10. Just because you don’t want them in your House, does not mean God does not want them in HIS House. I would sure hope your faith community reflects the heart of God.  If you tell glbt they are not welcome or must change to come worship the all-loving, all-welcoming, life-changing, uber-Father, merciful, gracious God to be with you, then please do not insist that you speak for God. You are only speaking for you, for your congregation, for your denomination. Not for God. There is a growing number of denominations, independent churches and newly formed “glbt churches” that will welcome glbt people.

If you are glbt, reading this and your church has rejected you for sexual orientation or gender identity,  I suggest, brush that dust off your shoes and find a faith community that will encourage you to grow in your relationship and wholeness in Christ.

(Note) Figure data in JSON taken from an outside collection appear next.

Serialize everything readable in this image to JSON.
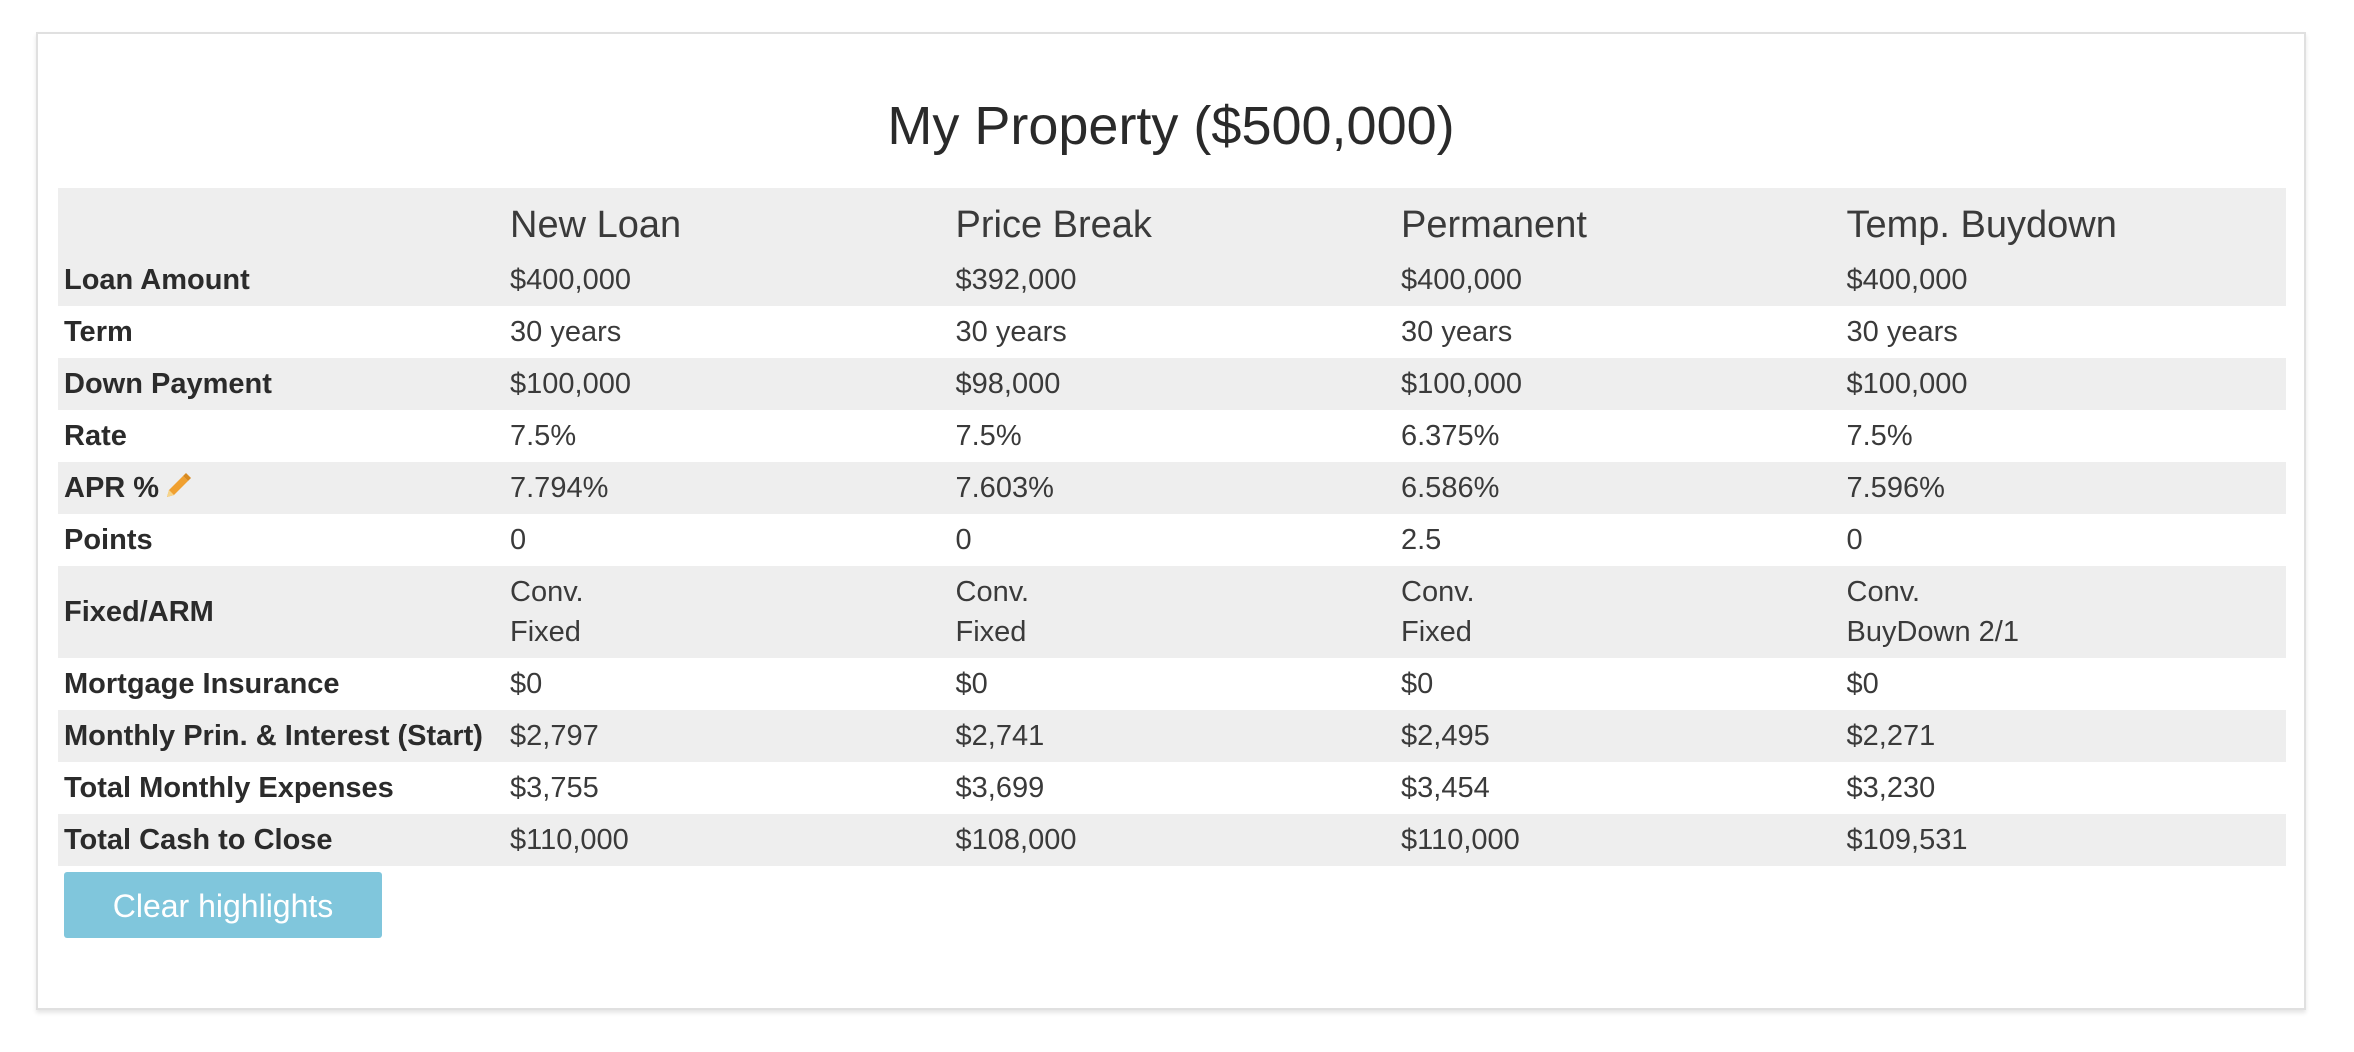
{
  "title": "My Property ($500,000)",
  "columns": [
    "New Loan",
    "Price Break",
    "Permanent",
    "Temp. Buydown"
  ],
  "column_colors": [
    "#5b3f97",
    "#c2221e",
    "#33665f",
    "#6e9a3a"
  ],
  "edit_icon": "pencil-icon",
  "rows": [
    {
      "label": "Loan Amount",
      "values": [
        "$400,000",
        "$392,000",
        "$400,000",
        "$400,000"
      ]
    },
    {
      "label": "Term",
      "values": [
        "30 years",
        "30 years",
        "30 years",
        "30 years"
      ]
    },
    {
      "label": "Down Payment",
      "values": [
        "$100,000",
        "$98,000",
        "$100,000",
        "$100,000"
      ]
    },
    {
      "label": "Rate",
      "values": [
        "7.5%",
        "7.5%",
        "6.375%",
        "7.5%"
      ]
    },
    {
      "label": "APR %",
      "values": [
        "7.794%",
        "7.603%",
        "6.586%",
        "7.596%"
      ]
    },
    {
      "label": "Points",
      "values": [
        "0",
        "0",
        "2.5",
        "0"
      ]
    },
    {
      "label": "Fixed/ARM",
      "values": [
        {
          "line1": "Conv.",
          "line2": "Fixed"
        },
        {
          "line1": "Conv.",
          "line2": "Fixed"
        },
        {
          "line1": "Conv.",
          "line2": "Fixed"
        },
        {
          "line1": "Conv.",
          "line2": "BuyDown 2/1"
        }
      ]
    },
    {
      "label": "Mortgage Insurance",
      "values": [
        "$0",
        "$0",
        "$0",
        "$0"
      ]
    },
    {
      "label": "Monthly Prin. & Interest (Start)",
      "values": [
        "$2,797",
        "$2,741",
        "$2,495",
        "$2,271"
      ]
    },
    {
      "label": "Total Monthly Expenses",
      "values": [
        "$3,755",
        "$3,699",
        "$3,454",
        "$3,230"
      ]
    },
    {
      "label": "Total Cash to Close",
      "values": [
        "$110,000",
        "$108,000",
        "$110,000",
        "$109,531"
      ]
    }
  ],
  "clear_button_label": "Clear highlights",
  "accent_colors": {
    "button": "#80c6dc",
    "stripe": "#eeeeee"
  }
}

If there is no such community near you, there are thousands of churches that broadcast and archive online and will give you the teaching that your need to spiritually grow. These groups won’t make you lie and hide to get real with God. Connect online, on Facebook and find people in your area that will become your new faith family.

The church may have taken you in your multicolored coat and tossed you in a well to die and then sold you off as worthless to live outside the mainstream church community but, ha! You are the ones learning forgiveness, radical grace and mercy, and love. The oppressed becomes the teachers; the ones who know God and are known by Him. These discarded glbt believers may save us from the famine in our stale churches.

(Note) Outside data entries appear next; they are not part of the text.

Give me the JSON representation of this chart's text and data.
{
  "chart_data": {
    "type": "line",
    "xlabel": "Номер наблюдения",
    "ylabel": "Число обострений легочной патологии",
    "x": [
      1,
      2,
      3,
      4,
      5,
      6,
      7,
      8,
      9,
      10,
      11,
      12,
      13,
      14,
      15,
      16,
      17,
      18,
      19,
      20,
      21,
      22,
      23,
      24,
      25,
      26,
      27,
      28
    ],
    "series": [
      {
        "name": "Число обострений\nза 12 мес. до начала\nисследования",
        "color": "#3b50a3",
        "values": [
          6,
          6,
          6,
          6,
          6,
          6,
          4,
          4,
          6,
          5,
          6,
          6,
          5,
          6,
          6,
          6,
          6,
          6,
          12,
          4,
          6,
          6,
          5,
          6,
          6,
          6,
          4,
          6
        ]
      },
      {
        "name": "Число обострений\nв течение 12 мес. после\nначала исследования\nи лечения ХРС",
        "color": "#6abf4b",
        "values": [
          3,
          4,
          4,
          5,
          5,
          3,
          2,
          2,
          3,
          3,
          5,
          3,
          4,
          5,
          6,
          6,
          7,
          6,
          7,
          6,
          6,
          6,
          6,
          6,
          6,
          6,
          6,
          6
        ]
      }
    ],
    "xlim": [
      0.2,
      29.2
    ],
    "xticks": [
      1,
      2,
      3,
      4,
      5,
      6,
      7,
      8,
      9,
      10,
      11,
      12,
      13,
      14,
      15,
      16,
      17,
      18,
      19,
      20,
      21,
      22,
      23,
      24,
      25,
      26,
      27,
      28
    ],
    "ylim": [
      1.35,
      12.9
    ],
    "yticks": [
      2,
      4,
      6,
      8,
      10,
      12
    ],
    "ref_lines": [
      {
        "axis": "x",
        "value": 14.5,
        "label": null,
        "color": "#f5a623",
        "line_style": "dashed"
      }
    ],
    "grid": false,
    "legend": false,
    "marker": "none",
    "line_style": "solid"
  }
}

These congregations are attracting the others that feel like outcasts. If you have left the Church, check out an affirming community. They are masters of inclusion. They learned from the Master.

Also to my glbt brothers and sisters, take time in transitioning if this is scary. There are glbt people that have not studied what the Holy Spirit might want to say on this issue. You may still believe you are less than, broken and need to change to please God. This is a lie.  I encourage you to study the verses too. Don’t just believe me either.

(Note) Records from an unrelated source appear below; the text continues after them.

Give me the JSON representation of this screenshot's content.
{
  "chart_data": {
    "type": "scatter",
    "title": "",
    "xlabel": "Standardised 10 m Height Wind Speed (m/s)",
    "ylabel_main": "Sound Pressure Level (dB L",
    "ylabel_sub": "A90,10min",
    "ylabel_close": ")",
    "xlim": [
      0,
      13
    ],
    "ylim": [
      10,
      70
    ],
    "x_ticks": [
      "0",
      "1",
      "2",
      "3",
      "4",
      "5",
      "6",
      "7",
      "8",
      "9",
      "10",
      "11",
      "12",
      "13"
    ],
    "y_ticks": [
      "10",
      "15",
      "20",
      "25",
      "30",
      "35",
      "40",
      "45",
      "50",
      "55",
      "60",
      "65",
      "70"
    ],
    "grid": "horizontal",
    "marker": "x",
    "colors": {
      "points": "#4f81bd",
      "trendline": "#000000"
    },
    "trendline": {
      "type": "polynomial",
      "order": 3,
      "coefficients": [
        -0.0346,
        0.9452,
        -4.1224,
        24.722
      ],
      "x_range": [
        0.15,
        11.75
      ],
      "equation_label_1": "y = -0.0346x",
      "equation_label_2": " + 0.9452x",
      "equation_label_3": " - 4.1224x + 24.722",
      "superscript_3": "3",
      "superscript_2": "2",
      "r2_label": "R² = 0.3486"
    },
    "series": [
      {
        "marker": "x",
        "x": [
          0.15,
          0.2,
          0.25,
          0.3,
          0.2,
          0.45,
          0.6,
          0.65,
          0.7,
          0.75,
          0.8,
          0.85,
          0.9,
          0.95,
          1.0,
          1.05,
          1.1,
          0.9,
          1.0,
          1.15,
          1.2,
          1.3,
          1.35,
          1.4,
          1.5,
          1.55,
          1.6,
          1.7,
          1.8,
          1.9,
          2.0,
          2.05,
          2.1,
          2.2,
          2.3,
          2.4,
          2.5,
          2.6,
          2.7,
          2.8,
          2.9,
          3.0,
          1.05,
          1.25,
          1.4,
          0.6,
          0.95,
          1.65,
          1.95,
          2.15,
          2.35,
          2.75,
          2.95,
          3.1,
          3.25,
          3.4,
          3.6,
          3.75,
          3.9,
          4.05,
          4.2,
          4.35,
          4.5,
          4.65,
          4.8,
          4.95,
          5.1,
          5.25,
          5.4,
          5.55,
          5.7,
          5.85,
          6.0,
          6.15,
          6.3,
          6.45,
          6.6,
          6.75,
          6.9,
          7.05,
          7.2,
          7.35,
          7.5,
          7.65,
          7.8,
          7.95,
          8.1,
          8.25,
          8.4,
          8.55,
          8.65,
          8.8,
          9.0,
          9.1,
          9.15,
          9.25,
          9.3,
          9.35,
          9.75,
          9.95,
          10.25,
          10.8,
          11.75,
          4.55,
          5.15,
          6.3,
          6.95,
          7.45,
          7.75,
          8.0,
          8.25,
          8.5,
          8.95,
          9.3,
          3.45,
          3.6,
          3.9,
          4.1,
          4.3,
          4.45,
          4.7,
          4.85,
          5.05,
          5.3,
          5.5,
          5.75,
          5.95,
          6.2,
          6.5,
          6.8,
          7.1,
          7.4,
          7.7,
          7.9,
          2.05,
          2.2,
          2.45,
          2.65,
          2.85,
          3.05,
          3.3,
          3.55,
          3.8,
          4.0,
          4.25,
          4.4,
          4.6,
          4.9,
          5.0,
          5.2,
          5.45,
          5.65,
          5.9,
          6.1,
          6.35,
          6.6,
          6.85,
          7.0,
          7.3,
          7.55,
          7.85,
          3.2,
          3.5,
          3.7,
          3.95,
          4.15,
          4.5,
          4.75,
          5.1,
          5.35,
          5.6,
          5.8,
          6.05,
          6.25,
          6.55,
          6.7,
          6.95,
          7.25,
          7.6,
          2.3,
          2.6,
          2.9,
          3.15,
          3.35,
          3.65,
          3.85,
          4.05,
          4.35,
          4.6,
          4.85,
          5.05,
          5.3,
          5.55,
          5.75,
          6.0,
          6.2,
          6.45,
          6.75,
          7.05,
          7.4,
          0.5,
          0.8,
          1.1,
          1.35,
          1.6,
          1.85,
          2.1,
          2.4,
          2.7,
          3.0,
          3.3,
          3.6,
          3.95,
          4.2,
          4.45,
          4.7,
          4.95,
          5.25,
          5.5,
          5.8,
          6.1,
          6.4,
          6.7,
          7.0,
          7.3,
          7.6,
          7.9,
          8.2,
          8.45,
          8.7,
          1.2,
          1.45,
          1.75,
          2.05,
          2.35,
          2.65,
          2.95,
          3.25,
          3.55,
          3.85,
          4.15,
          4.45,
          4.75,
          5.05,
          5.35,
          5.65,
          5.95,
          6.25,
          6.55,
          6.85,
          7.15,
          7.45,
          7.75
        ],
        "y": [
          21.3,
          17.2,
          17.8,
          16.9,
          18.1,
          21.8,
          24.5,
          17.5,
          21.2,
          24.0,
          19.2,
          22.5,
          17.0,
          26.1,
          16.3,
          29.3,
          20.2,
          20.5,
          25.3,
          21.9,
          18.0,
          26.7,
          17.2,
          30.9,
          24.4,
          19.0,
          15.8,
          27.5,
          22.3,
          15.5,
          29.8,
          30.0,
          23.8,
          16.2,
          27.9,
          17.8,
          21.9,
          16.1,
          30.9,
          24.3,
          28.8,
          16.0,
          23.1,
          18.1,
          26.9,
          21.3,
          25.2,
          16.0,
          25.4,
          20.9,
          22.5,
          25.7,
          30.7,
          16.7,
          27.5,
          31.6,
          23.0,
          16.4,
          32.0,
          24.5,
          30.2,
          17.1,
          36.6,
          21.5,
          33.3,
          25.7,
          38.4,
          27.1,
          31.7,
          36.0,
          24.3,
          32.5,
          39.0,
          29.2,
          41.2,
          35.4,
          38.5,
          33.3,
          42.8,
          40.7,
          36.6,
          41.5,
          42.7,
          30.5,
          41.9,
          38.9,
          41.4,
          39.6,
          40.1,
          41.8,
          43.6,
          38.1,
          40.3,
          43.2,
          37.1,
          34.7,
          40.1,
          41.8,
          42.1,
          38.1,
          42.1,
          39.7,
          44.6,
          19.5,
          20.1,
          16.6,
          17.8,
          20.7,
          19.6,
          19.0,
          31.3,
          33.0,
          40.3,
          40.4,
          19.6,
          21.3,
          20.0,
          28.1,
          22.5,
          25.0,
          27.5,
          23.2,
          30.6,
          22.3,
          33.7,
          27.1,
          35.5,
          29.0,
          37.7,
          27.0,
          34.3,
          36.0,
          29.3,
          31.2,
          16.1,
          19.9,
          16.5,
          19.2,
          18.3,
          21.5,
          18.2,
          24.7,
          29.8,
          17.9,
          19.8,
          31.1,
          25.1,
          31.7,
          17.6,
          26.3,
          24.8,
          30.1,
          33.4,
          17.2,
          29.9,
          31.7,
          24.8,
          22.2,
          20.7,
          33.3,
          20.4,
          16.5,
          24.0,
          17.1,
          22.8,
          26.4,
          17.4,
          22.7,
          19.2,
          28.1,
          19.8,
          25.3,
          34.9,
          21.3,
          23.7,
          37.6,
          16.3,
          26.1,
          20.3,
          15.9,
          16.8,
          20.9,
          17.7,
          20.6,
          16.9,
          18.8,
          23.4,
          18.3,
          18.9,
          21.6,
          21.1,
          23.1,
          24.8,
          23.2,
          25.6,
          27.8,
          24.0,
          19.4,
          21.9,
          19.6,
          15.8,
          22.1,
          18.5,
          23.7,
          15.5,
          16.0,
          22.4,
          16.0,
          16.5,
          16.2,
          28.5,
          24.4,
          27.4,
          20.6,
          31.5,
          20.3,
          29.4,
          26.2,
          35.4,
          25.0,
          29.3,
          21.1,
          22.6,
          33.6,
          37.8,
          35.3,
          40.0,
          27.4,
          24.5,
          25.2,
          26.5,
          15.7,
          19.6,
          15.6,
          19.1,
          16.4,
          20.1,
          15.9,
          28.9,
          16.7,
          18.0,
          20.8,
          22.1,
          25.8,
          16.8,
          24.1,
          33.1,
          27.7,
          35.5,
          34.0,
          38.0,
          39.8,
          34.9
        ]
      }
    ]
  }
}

If you want to have God and Jesus in your life, do not let anyone take that from you. The gift is from God to every person. No middleman, no board to approve the transaction.

I hope this give pastors, church leaders and fellow non-glbt Christians some food for consideration. There will be some that benefit from my years of ministry and others of you that will just get angry at me. That is okay.  I take the smart business outlook on this: some will, some won’t, so what, next. The Holy Spirit does the work;  I am giving insight and making suggestions. I have been having this dialogue for years. I see movement towards understanding and inclusion of glbt believers.

If you struggle to treat a glbt person in any way that is less than equal, you ought to be looking in yourself to ask “why”.

Jesus, He came to make a way for all people to God.

Jesus, He came to include those officially excluded.

Jesus, He came to change the Law to the law of love.

Jesus, He came so that we might have an example to follow.

Are you looking like Him? It is time for this dialogue for full inclusion of the glbt community in the church. I believe when God looks at a heart and seeks our Spirits to follow Him, He  is gender neutral and  sexual orientation blind.  Please become part of the solution, the discussion for understanding.  If I can help you, let me. Let me point you to resources in your area.

Help repair the breach and  consider joining me in a Str8Apology at Gay Pride Events this summer and fall.

If you are missing the beauty of glbt believers in your churches, you are missing the fullness of the rainbow.